The other two Members were Lieutenant Ludlow Griscom (1890–1959) and Lieutenant James L. Peters (1889–1952), both of whom would go on to have outstanding careers in ornithology. Griscom had recently joined the staff at the American Museum of Natural History in the Ichthyology Department in 1916, then transferred to the Department of Ornithology in early 1917. He entered the army in August 1917 and, because of his language skills, spent his military career as a linguist, primarily in France (Davis 1994:27–29). Peters also served in France at the same time and spent a year after the war in Germany as part of the army of occupation (The Auk 74:168). Both would become Fellows in the AOU, Griscom in 1925 and Peters in 1927. Both would be elected as president of the AOU, but Griscom resigned in 1956 without serving, as a result of health issues, and Peters was president from 1942 to 1945. Peters is remembered for his series Check-list of Birds of the World, for which he was awarded the Brewster Medal in 1940.

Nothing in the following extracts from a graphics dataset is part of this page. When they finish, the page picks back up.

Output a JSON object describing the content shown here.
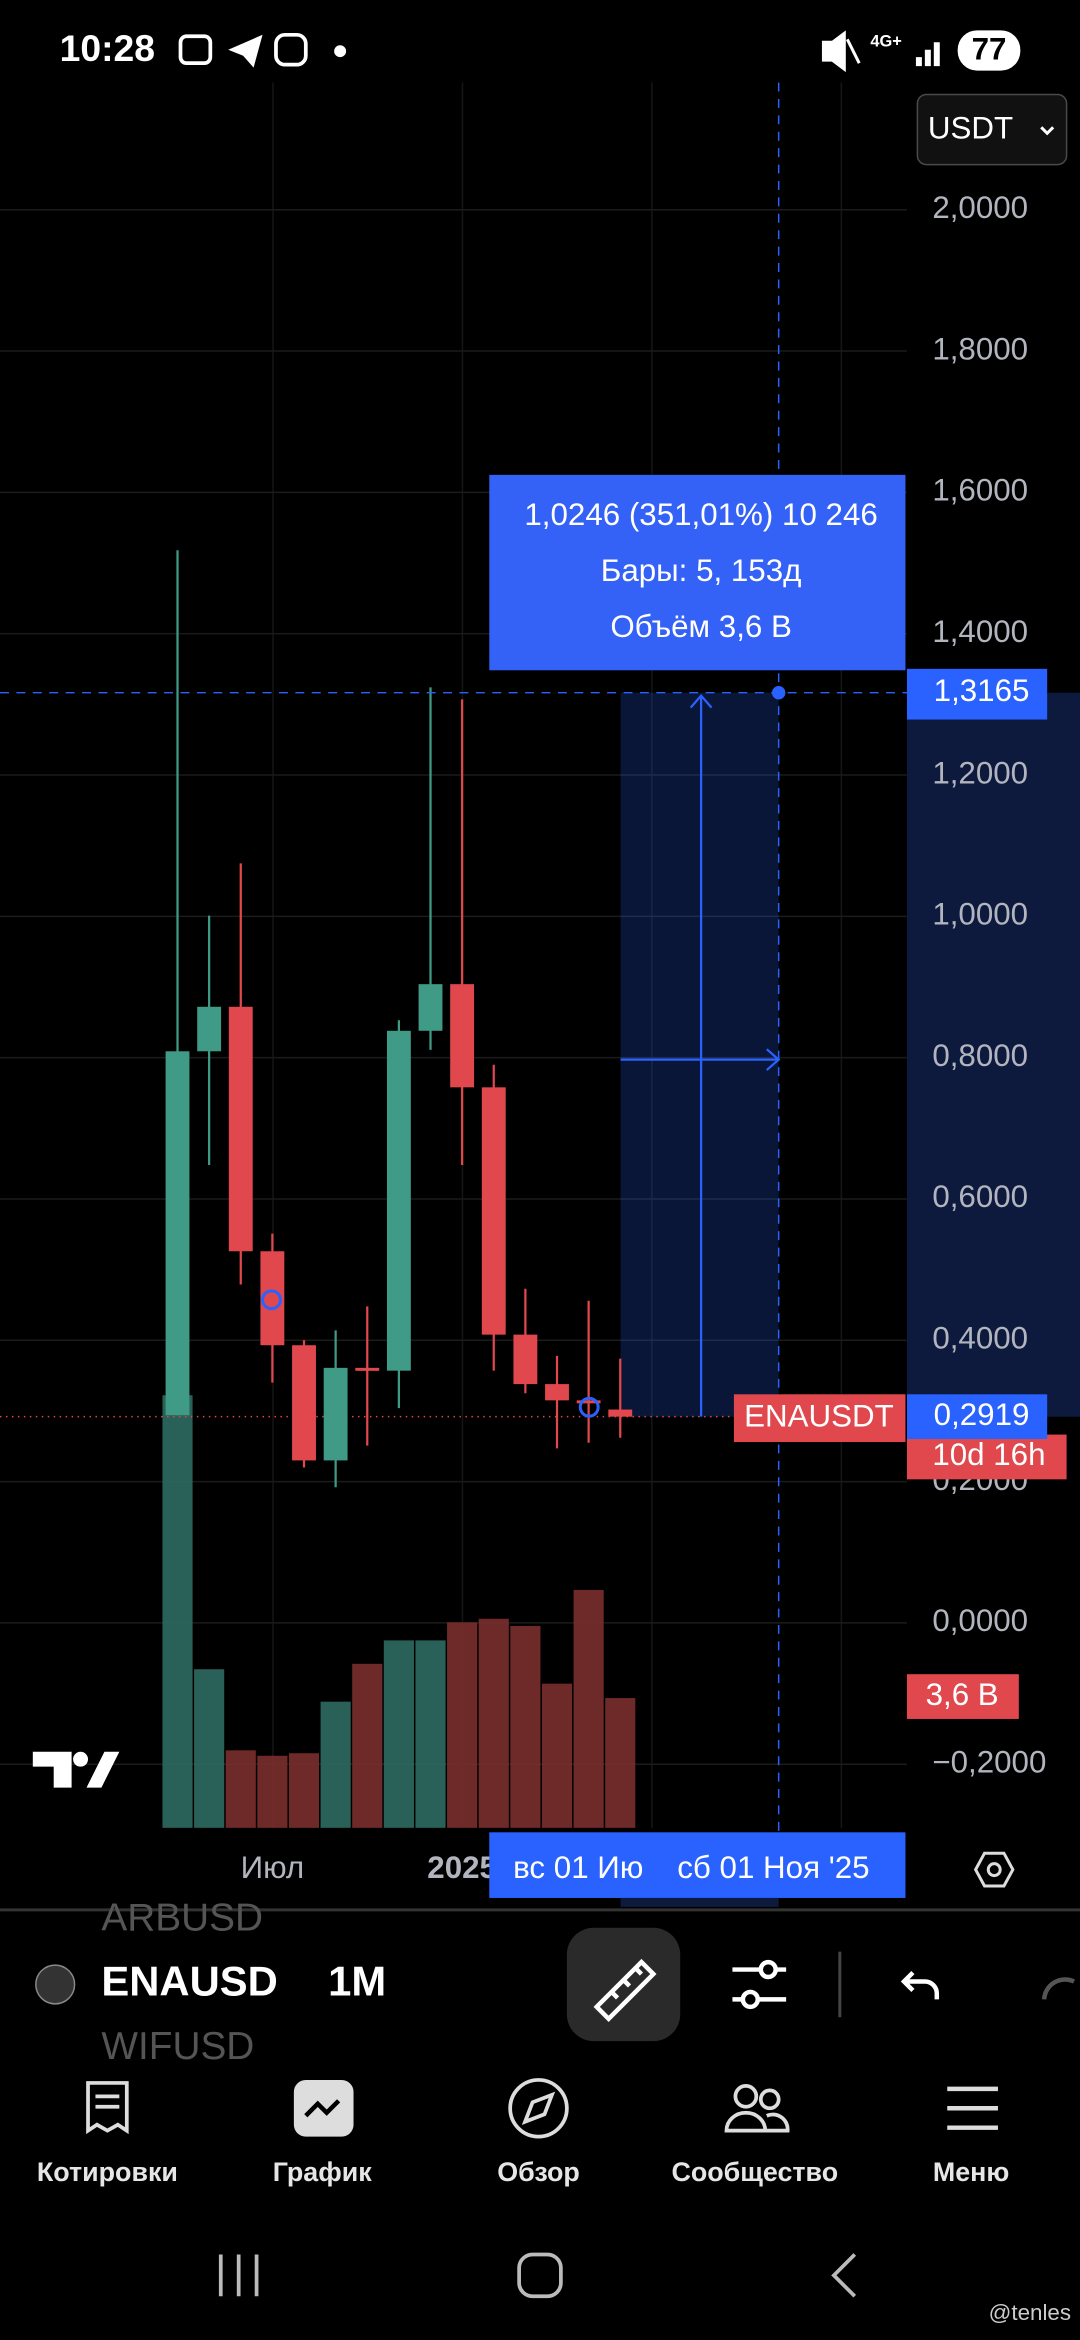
{
  "status_bar": {
    "time": "10:28",
    "network": "4G+",
    "battery": "77"
  },
  "currency": "USDT",
  "chart_data": {
    "type": "candlestick",
    "symbol": "ENAUSDT",
    "categories": [
      null,
      null,
      null,
      "Июл",
      null,
      null,
      null,
      null,
      null,
      "2025",
      null,
      null,
      null,
      null,
      null
    ],
    "series": [
      {
        "name": "ENAUSDT",
        "up_color": "#3f9a86",
        "down_color": "#e0484e",
        "open": [
          0.294,
          0.809,
          0.872,
          0.526,
          0.393,
          0.23,
          0.361,
          0.357,
          0.838,
          0.904,
          0.758,
          0.408,
          0.338,
          0.315,
          0.302
        ],
        "high": [
          1.518,
          1.001,
          1.075,
          0.551,
          0.4,
          0.414,
          0.448,
          0.853,
          1.324,
          1.307,
          0.79,
          0.473,
          0.378,
          0.456,
          0.374
        ],
        "low": [
          0.294,
          0.648,
          0.479,
          0.34,
          0.22,
          0.192,
          0.251,
          0.304,
          0.811,
          0.648,
          0.357,
          0.325,
          0.247,
          0.255,
          0.262
        ],
        "close": [
          0.809,
          0.872,
          0.526,
          0.393,
          0.23,
          0.361,
          0.357,
          0.838,
          0.904,
          0.758,
          0.408,
          0.338,
          0.315,
          0.312,
          0.2919
        ]
      }
    ],
    "volume": {
      "up_color": "#2d6a62",
      "down_color": "#7a2f2c",
      "values": [
        12.0,
        4.4,
        2.15,
        2.0,
        2.07,
        3.5,
        4.55,
        5.2,
        5.2,
        5.7,
        5.8,
        5.6,
        4.0,
        6.6,
        3.6
      ],
      "value_labels": [
        null,
        null,
        null,
        null,
        null,
        null,
        null,
        null,
        null,
        null,
        null,
        null,
        null,
        null,
        "3,6 B"
      ]
    },
    "ylim": [
      -0.29,
      2.18
    ],
    "yticks": [
      {
        "value": 2.0,
        "label": "2,0000"
      },
      {
        "value": 1.8,
        "label": "1,8000"
      },
      {
        "value": 1.6,
        "label": "1,6000"
      },
      {
        "value": 1.4,
        "label": "1,4000"
      },
      {
        "value": 1.2,
        "label": "1,2000"
      },
      {
        "value": 1.0,
        "label": "1,0000"
      },
      {
        "value": 0.8,
        "label": "0,8000"
      },
      {
        "value": 0.6,
        "label": "0,6000"
      },
      {
        "value": 0.4,
        "label": "0,4000"
      },
      {
        "value": 0.2,
        "label": "0,2000"
      },
      {
        "value": 0,
        "label": "0,0000"
      },
      {
        "value": -0.2,
        "label": "−0,2000"
      }
    ],
    "grid": true,
    "last_price": {
      "value": 0.2919,
      "label": "0,2919"
    },
    "countdown": "10d 16h",
    "crosshair": {
      "price": {
        "value": 1.3165,
        "label": "1,3165"
      },
      "date_labels": [
        "вс 01 Ию",
        "сб 01 Ноя '25"
      ]
    },
    "measure": {
      "lines": [
        "1,0246 (351,01%) 10 246",
        "Бары: 5, 153д",
        "Объём 3,6 B"
      ]
    }
  },
  "toolbar": {
    "symbols": [
      "ARBUSD",
      "ENAUSD",
      "WIFUSD"
    ],
    "interval": "1M"
  },
  "nav": {
    "items": [
      {
        "label": "Котировки"
      },
      {
        "label": "График"
      },
      {
        "label": "Обзор"
      },
      {
        "label": "Сообщество"
      },
      {
        "label": "Меню"
      }
    ]
  },
  "watermark": "@tenles"
}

A total of 147 people were elected as Associates, at least 47 (32%) of whom were women (based on their listed names). Some outstanding people were Alfred Marshall Bailey (1894–1978), who was associated with the Denver Museum of Natural History for most of his professional life. He became a Fellow in the AOU in 1941. Lee Raymond Dice (1887–1977) had an illustrious career as a mammologist at the University of Michigan. Loye Holmes Miller (1874–1970) spent most of his career at the University of California at Los Angeles, with a dual career in paleornithology, researching the bones from the Rancho La Brea tar pits, and as a naturalist. Known as “Padre,” he was elected a Fellow in the AOU in 1930.
During the war, the AOU sought to get donations to the Third Liberty Loan program (Figure 2) for members of the society that were serving in the war. A total of $1,700 was collected, and those who contributed a sum equal to or greater than a life membership were given permanent memberships in the AOU by vote of the Council: one Fellow, two Members, and three Associates.